## Using the GDAL Python API for Raster Processing

GDAL (Geospatial Data Abstraction Library) is a free, open source library for reading/writing raster and vector geospatial data formats. GDAL tools are chiefly for raster processing - the associated OGR library is used for vector, but these are being folded together. GDAL is used in many applications (including ArcGIS) and has APIs for use in several languages.

The GDAL Python API is well developed and widely used. It can be installed through Anaconda with **conda install -c conda-forge gdal**. Documentation and support isn't great but can be found - one good resource is the [Python GDAL/OGR Cookbook](https://pcjericks.github.io/py-gdalogr-cookbook/raster_layers.html.

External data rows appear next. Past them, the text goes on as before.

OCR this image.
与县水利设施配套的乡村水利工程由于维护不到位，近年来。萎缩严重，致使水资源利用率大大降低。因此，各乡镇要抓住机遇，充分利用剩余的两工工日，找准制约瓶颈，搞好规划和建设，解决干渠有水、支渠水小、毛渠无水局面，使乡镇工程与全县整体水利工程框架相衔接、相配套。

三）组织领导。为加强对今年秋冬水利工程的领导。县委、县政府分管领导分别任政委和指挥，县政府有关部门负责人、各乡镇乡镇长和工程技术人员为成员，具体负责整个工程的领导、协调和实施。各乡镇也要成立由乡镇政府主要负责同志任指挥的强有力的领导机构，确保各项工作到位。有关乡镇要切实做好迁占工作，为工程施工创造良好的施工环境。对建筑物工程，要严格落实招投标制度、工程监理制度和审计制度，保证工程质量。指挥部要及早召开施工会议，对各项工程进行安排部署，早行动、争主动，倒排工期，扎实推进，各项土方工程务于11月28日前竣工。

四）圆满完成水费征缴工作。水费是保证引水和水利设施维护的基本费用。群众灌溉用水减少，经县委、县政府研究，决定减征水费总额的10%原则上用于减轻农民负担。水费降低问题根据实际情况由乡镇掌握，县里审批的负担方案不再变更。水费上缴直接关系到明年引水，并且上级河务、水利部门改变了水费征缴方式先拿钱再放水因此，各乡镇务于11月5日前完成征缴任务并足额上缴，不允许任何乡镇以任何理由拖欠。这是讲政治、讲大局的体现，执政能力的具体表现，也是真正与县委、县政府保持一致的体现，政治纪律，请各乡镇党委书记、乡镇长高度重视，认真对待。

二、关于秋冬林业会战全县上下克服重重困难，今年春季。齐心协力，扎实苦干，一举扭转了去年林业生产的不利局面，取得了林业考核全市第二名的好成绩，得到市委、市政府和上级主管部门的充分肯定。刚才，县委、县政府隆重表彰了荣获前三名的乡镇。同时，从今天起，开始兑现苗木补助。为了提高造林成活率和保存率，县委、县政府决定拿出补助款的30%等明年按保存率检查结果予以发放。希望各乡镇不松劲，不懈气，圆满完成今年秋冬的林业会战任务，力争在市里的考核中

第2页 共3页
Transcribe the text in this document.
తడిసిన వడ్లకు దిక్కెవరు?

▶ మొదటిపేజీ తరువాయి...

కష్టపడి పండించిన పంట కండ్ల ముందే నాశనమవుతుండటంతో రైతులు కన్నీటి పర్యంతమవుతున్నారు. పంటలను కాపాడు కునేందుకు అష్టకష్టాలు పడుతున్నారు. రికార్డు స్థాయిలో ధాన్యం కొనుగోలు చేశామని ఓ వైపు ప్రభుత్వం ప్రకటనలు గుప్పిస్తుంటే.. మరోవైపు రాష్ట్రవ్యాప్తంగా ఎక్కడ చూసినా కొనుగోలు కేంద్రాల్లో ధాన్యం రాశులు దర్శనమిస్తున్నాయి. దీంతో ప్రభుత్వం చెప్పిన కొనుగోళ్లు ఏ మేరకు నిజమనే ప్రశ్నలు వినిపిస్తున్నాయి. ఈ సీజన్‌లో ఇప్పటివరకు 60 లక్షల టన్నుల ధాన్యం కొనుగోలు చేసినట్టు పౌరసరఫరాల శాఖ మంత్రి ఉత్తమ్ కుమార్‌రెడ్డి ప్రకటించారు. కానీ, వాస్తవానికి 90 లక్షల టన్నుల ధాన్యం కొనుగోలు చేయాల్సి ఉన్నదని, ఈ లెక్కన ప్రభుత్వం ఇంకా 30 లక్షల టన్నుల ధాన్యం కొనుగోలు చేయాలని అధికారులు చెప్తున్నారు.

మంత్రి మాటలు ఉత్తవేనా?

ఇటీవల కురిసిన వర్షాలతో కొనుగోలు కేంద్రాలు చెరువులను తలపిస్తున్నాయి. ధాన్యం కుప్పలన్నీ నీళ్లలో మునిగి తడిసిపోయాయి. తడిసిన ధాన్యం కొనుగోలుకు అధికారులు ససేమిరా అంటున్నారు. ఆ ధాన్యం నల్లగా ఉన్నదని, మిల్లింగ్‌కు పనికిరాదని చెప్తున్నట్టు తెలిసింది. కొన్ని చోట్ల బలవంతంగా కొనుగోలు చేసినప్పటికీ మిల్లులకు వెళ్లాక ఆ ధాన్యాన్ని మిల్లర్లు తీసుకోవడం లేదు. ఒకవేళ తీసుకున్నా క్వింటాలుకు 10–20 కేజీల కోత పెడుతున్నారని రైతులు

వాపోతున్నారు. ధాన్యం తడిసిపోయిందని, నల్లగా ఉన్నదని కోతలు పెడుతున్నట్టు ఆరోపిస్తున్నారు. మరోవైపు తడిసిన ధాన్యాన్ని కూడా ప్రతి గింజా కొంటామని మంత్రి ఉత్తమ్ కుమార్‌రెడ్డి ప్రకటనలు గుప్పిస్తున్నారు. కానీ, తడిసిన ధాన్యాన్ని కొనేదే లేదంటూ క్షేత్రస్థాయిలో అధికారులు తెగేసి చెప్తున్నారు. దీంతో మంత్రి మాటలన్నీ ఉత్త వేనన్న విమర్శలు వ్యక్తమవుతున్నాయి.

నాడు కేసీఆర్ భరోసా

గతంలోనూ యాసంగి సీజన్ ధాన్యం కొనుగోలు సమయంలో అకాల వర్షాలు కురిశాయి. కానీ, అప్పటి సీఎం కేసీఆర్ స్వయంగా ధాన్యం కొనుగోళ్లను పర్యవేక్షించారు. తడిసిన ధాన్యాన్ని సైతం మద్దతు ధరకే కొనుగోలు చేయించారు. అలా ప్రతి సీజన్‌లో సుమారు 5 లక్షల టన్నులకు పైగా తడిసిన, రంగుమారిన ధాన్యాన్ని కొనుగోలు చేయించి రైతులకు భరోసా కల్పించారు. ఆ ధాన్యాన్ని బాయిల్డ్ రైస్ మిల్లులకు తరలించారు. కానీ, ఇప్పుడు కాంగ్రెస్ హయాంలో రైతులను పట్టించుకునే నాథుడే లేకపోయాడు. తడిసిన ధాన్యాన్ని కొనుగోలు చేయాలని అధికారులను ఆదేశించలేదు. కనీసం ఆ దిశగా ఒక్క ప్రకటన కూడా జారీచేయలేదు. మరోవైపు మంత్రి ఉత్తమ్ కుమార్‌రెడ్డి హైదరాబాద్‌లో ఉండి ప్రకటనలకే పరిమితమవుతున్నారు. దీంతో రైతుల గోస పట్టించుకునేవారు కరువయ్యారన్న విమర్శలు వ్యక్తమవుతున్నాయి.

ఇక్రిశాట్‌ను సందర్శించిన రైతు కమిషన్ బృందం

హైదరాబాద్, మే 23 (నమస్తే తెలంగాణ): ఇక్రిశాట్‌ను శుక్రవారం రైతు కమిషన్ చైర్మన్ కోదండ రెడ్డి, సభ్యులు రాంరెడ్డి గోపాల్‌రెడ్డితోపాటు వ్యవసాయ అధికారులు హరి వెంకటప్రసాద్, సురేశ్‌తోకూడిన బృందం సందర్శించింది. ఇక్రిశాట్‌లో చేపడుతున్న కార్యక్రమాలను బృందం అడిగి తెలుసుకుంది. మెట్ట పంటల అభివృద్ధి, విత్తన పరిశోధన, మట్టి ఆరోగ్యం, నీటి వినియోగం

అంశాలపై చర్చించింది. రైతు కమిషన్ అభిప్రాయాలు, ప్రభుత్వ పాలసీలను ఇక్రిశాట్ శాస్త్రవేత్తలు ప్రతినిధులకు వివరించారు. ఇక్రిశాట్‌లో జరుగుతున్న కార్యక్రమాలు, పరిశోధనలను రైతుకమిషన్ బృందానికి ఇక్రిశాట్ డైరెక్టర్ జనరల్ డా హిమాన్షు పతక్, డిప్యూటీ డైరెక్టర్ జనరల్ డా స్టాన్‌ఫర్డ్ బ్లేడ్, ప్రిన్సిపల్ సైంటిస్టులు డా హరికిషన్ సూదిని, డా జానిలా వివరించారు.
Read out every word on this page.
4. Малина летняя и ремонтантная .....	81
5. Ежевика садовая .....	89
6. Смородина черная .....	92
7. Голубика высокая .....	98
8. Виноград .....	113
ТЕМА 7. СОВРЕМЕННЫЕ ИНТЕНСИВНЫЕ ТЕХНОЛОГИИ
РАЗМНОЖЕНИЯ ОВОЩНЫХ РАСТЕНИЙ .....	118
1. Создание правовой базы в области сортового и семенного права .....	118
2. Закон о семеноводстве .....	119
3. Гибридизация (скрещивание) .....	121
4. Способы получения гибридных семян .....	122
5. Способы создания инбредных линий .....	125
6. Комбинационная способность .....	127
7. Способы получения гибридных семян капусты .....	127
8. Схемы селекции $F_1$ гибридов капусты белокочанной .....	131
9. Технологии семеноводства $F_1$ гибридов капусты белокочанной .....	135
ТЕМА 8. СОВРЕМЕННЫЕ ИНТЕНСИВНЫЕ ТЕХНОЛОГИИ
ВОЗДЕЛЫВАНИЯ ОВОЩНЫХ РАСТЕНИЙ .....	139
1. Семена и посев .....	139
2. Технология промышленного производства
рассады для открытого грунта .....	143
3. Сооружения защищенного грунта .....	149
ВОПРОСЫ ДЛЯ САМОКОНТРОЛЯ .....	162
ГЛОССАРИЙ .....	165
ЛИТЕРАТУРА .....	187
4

In OPP, we utilize this library heavily for doing things like advanced zonal statistics for habitat or watershed overlays. The main advantages of GDAL vs ArcPy or ArcGIS is (1) processing speed, (2) flexibility, and (3) no need for an Esri license.

In this notebook I demonstrate a simple use case for GDAL - manipulating the Cropland Data Layer for a small state (Delaware). I acquired the raster dataset from the [Geospatial Data Gateway](https://datagateway.nrcs.usda.gov/GDGOrder.aspx)

First, let's open a raster file and look at some attributes:

In [None]:
import os
import gdal
import numpy as np
import pandas as pd

# Path to the raster file
cdl_path = os.path.join("GIS", "nass_de", "cdl_30m_r_de_2016_utm18.tif")

# Open the file
cdl_raster = gdal.Open(cdl_path)

# Get raster geotransform (top_left_x, pixel_width, rotation, top_left_y, rotation, pixel_height)
left, cell_size, _, top, *_ = cdl_raster.GetGeoTransform()  # north up
x_size = cdl_raster.RasterXSize * cell_size
y_size = cdl_raster.RasterYSize * cell_size
right = left + x_size
bottom = top - y_size

print("Cell size: ", cell_size)
print("Left: {}\nRight: {}\nBottom: {}\nTop: {}".format(left, right, bottom, top))

The key to manipulating the raster data is reading it into an array - from there we can do manipulations with NumPy, Pandas, or other Python tools. This code reads a piece of the raster into an array.

In [None]:
# Extract a 5 km by 5 km piece of the land cover raster as an array
x_offset = 5000  # 10 km east from the western edge
y_offset = 5000  # 10 km south from the northern edge
x_max = 3000  # 3 km wide
y_max = 3000  # 3 km long
band = cdl_raster.GetRasterBand(1)  # 1 band raster
bounds = map(lambda x: int(x / cell_size), (x_offset, y_offset, x_max, y_max))  # meters -> pixels
sample = band.ReadAsArray(*bounds)

print("Shape: {}\n".format(sample.shape))
print(sample)


From here we can use Python tools to analyze or manipulate the data:

In [None]:
# Return the area for the land cover classes
cdl_table = pd.read_csv(os.path.join("GIS", "cdl_classes.csv")).set_index('cdl')
class_counts = np.array(np.unique(sample, return_counts=True)).T
class_table = pd.DataFrame(class_counts, columns=['cdl', 'pixels']).set_index('cdl')
class_table = class_table.merge(cdl_table, left_index=True, right_index=True)
class_table['area'] = np.int32(class_table.pop('pixels') * cell_size ** 2)
class_table['pct'] = (class_table.area / (x_max * y_max)) * 100

print(class_table.sort_values('pct', ascending=False))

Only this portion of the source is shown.